In fact, the British Standards Institute updated its BS8233 standard on office noise to its 5th version in February 2014, with both the impact on too little noise and too much noise being addressed in both cellular office environments and meeting rooms/offices as a result of the problem of noise having increased with the injection of many more office gadgets and electronic equipment.
The standard provides equations and formulas for working out and testing ambient background noise levels, the intelligibleness of speech being heard but not understood in executive offices and meeting rooms as well as appropriate levels of noise in communal office environments. With too much noise, concentration is effected and with too little noise the issue of privacy becomes apparent as the voice carries for all to hear.

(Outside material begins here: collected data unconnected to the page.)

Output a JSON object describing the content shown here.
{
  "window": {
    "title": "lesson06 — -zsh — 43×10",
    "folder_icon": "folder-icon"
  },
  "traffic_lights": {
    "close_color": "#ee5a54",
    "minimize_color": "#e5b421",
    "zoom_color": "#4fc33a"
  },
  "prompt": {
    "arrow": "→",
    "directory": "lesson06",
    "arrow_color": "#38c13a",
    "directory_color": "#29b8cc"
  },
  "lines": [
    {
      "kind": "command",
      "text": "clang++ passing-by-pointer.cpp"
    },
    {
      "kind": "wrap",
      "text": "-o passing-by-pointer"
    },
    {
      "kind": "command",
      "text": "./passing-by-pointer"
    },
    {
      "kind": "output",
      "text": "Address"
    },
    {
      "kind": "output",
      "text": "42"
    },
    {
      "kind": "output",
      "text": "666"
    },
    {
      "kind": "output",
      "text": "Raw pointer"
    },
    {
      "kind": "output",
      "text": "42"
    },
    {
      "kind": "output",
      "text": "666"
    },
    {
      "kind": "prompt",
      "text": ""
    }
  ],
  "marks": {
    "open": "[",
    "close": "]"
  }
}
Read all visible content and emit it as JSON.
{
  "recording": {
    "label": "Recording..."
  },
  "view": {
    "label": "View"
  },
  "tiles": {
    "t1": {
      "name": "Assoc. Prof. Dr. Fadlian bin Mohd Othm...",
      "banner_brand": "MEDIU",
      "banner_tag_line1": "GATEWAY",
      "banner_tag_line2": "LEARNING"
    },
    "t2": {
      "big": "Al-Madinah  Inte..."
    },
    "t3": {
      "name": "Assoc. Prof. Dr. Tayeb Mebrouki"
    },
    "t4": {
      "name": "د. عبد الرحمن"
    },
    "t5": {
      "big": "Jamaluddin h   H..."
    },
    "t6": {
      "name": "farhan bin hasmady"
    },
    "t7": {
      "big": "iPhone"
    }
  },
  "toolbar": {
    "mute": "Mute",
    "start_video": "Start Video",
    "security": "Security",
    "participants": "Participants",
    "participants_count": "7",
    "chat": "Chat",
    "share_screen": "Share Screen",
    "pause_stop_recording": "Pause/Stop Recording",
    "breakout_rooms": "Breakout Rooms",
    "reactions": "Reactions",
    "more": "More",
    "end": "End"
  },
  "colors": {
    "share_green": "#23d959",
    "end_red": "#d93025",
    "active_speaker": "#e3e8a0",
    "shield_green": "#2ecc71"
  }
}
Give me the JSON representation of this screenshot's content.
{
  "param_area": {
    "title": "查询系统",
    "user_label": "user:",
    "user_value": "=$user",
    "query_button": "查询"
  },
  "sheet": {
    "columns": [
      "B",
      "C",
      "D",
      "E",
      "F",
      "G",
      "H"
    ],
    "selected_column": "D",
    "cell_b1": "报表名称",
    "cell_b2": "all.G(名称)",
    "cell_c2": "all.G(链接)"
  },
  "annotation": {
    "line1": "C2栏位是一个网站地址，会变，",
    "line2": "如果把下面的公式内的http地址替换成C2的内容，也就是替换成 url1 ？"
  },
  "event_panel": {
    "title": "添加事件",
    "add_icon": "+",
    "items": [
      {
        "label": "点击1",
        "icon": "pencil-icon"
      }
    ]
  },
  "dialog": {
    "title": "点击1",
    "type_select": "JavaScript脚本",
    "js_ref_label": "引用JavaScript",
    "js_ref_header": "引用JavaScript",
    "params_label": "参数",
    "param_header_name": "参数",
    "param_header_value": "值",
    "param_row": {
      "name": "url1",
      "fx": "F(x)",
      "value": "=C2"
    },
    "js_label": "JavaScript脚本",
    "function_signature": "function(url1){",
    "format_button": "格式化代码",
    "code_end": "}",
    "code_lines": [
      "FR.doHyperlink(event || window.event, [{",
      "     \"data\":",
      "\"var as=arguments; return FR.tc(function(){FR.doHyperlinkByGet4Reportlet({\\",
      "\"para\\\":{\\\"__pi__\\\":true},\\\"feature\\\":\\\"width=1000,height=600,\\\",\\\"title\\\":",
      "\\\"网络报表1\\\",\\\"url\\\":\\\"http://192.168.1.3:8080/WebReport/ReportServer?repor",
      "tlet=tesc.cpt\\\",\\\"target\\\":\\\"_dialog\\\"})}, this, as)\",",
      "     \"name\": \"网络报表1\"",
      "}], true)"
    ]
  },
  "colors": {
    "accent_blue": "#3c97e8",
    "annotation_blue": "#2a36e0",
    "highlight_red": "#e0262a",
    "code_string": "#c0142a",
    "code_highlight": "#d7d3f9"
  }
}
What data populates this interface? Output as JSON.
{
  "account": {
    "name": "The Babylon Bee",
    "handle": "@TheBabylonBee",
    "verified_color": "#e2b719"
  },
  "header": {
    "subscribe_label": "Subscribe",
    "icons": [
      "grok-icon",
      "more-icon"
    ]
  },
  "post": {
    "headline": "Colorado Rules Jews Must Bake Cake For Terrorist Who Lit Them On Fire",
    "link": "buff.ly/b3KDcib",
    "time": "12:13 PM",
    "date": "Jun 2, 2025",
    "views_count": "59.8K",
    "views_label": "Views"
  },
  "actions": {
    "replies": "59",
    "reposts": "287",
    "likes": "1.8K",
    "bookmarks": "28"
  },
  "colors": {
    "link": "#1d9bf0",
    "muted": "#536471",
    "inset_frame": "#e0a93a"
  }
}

With the popularity of open planned office environments helping teams build relationships and innovation, the treatment of noise is generally addressed through a collaboration of techniques and approaches, instead of one preferred singular method. Consideration to ceiling height, soft floor coverings, as well as acoustic wall panels are needed along with machines such as copiers, servers and other noisy equipment being kept in different areas or indeed their own room.
Walls can be treated with acoustic panels/tiles that help to absorb noise from being reflected and can be part of the walls fabrication or indeed wall art variations can be purchased for those who cannot alter the office infrastructure.
Ceilings can have acoustic wave panels or bubbles applied, to help reflect noise back into the environment it came instead of being projected around the office.
Furniture solutions can also be purchased to help minimise the impact of noise, including chairs with high backs for privacy and low backs for causal less formal environments.
Regardless of your office refurbishment or move being one where you can have freedom to build into the infrastructure acoustic measures to help reduce the impact of noise, or whether you have to operate around the infrastructure, there are many ways to manage noise, and ensure your eco-office meets BSI standards with which to greatly benefit your teams productivity, will and profit margins.